Gene trawl shows Druze are living "gene sanctuary"

WASHINGTON (Reuters) - The Druze people of Israel are a genetic sanctuary of ancient lineages of DNA, researchers reported on Wednesday.

Not only does the exclusive religious community offer a snapshot into the history of the Middle East, but their well-preserved diversity may provide opportunities for medical research, the team at the Technion-Israel Institute of Technology said.

The researchers looked at mitochondrial DNA, a type of genetic material that is passed down virtually unchanged from mother to daughter. It can provide a kind of snapshot of the ancestry of a person.

“Altogether we sampled 311 different paternal households from 20 Druze villages in Northern Israel, and 208 surnames were identified,” Karl Skorecki and colleagues wrote in the Public Library of Science journal PLoS ONE.

The mitochondrial DNA backed up the legendary origin of this close-knit religious group, believed to number 1 million or fewer.

For instance, Skorecki’s team discovered an unusually high frequency of a haplogroup, or a distinct collection of genetic markers, called haplogroup X. Haplogroup X is rare but is found around the world among diverse groups.

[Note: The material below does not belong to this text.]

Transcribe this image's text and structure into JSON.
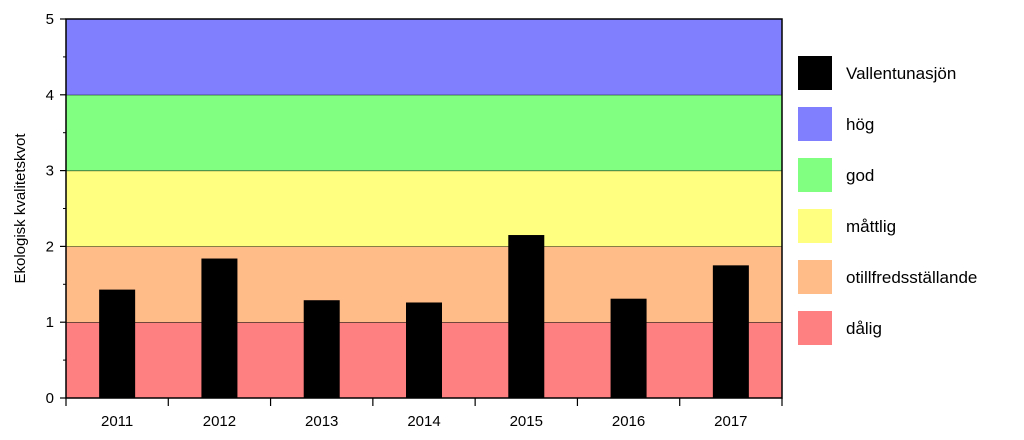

This fits in with the known history of the Druze, who mostly live in mountainous regions of Lebanon, Syria, Israel and Jordan, and provides “a sample snapshot of the genetic landscape of the Near East prior to the modern age,” the researchers wrote.

Marriage outside the group is discouraged, first cousins often marry, and it is impossible to convert to the religion, an offshoot of Islam.

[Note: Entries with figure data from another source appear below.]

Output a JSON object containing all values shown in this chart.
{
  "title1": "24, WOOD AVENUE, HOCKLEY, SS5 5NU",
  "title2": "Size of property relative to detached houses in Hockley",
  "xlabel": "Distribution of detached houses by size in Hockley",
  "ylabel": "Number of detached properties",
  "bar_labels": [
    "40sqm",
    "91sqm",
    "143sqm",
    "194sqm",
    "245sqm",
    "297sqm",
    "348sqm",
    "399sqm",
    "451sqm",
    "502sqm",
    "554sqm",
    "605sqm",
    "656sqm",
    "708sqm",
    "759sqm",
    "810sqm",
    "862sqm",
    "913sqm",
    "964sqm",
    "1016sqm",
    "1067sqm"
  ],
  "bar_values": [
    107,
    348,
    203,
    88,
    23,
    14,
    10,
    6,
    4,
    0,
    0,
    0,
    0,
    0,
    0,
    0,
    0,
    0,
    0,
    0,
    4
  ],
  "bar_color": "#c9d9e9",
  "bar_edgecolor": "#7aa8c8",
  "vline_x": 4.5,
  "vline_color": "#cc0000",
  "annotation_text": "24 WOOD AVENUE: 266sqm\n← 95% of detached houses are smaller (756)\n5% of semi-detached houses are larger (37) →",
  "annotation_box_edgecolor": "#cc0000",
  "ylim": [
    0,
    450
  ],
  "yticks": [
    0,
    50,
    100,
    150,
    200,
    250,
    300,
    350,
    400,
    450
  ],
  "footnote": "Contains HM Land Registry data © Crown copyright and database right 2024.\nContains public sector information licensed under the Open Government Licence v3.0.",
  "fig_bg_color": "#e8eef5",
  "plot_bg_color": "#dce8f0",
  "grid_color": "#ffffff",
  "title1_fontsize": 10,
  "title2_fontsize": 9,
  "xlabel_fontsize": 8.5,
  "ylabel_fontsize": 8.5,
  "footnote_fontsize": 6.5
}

The Druze religion was founded in the year 1017 by what were believed to have been an ethnically diverse group of people and Skorecki’s team’s findings support this.

“The populations with the smallest genetic distances to the Druze were: Turks, Armenians, Iranians and Egyptians,” they wrote.

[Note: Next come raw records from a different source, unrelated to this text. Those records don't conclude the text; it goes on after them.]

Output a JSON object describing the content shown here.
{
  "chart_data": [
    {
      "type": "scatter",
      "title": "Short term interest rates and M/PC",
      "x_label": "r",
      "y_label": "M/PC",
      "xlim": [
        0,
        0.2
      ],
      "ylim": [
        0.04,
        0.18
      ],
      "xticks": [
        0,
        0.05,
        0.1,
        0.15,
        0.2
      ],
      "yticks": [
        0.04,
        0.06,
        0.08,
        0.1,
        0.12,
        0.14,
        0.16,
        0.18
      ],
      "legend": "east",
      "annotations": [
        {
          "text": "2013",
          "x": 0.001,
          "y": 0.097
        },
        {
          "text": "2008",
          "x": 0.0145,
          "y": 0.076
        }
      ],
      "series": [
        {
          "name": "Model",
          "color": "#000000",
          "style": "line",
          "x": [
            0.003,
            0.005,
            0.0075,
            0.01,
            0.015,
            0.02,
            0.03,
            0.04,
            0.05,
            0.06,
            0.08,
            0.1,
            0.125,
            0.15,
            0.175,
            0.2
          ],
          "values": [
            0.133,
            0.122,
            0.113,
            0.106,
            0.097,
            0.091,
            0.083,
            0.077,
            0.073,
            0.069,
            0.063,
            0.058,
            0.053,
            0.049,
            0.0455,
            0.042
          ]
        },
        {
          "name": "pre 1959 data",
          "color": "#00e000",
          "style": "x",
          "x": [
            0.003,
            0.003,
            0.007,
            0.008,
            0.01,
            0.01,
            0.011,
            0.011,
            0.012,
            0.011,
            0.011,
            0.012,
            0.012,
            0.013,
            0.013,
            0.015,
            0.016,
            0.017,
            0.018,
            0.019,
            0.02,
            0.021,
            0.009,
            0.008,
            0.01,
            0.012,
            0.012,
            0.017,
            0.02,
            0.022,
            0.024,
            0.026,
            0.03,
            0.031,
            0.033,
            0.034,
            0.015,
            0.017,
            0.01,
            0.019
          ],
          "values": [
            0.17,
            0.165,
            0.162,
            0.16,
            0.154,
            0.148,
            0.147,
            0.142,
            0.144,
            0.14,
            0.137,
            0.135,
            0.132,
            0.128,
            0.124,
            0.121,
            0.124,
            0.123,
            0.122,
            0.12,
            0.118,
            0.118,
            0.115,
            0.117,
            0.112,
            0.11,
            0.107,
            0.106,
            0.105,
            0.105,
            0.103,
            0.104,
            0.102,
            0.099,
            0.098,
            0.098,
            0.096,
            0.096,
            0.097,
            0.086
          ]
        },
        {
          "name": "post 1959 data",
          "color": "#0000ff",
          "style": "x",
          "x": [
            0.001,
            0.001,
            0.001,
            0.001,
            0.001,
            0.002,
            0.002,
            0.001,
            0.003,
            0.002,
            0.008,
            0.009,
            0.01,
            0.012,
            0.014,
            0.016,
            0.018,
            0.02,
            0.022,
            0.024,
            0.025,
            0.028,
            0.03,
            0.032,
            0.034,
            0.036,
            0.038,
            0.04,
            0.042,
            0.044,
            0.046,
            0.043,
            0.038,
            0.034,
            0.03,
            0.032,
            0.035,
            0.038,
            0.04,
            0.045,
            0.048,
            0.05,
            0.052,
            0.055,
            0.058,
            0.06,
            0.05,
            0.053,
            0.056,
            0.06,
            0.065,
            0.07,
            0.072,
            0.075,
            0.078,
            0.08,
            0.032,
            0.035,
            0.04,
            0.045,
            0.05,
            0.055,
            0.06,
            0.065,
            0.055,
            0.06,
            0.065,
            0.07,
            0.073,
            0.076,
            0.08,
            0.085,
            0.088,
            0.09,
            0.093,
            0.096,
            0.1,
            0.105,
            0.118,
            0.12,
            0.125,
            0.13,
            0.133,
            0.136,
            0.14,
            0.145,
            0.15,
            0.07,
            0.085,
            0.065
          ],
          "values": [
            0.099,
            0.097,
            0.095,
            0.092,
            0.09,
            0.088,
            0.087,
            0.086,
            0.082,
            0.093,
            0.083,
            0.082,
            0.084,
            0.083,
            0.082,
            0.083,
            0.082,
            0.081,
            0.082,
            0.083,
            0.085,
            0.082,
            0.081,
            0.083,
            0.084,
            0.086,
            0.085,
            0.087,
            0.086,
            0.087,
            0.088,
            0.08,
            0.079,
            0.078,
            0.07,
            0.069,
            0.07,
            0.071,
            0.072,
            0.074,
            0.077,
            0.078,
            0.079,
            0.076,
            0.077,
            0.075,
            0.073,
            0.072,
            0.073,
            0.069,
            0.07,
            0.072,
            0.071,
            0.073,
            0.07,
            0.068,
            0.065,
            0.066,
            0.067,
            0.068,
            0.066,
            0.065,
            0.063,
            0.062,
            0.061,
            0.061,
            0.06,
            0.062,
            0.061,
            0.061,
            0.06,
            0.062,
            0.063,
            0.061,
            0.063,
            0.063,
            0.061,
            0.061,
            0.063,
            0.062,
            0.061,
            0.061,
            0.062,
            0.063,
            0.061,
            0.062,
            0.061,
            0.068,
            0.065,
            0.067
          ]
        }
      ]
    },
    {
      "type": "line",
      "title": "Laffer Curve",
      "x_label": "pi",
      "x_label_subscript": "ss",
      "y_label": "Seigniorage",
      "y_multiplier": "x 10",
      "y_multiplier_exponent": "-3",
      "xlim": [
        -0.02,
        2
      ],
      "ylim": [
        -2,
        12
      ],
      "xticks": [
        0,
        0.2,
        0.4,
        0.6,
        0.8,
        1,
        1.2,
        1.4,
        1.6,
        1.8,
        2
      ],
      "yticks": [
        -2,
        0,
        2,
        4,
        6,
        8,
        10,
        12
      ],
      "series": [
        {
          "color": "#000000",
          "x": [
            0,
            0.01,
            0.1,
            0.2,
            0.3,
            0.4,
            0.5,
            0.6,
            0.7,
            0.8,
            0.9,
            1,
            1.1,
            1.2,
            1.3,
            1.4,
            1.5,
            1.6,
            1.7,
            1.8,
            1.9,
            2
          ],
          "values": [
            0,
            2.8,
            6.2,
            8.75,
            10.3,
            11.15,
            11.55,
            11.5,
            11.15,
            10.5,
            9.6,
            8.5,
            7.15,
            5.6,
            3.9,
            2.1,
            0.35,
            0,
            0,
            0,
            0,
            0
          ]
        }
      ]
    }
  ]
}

This diversity offers a unique opportunity for researchers to study whether people who have different types of mitochondrial DNA are predisposed to different kinds of diseases.

“You can look at 150 kinds of mitochondrial DNA within one group with a similar environment, and be able to see the specific contribution of these variations,” Skorecki said in a statement.

And the different populations may offer interesting insights.

“Since they are comprised of so many distinct lineages, genetic disease may vary from clan to clan and village to village,” said Skorecki, who found genetic evidence that modern-day Jewish priests, called Kohanim, are descendants of a single common male ancestor.

This would be consistent with legend that the Kohanim are the descendants of the Biblical high priest Aaron.

Skorecki also led a team that found evidence that 40 percent of Ashkenazi or European-origin Jews are descended from four “founding mothers,” who lived in Europe 1,000 years ago.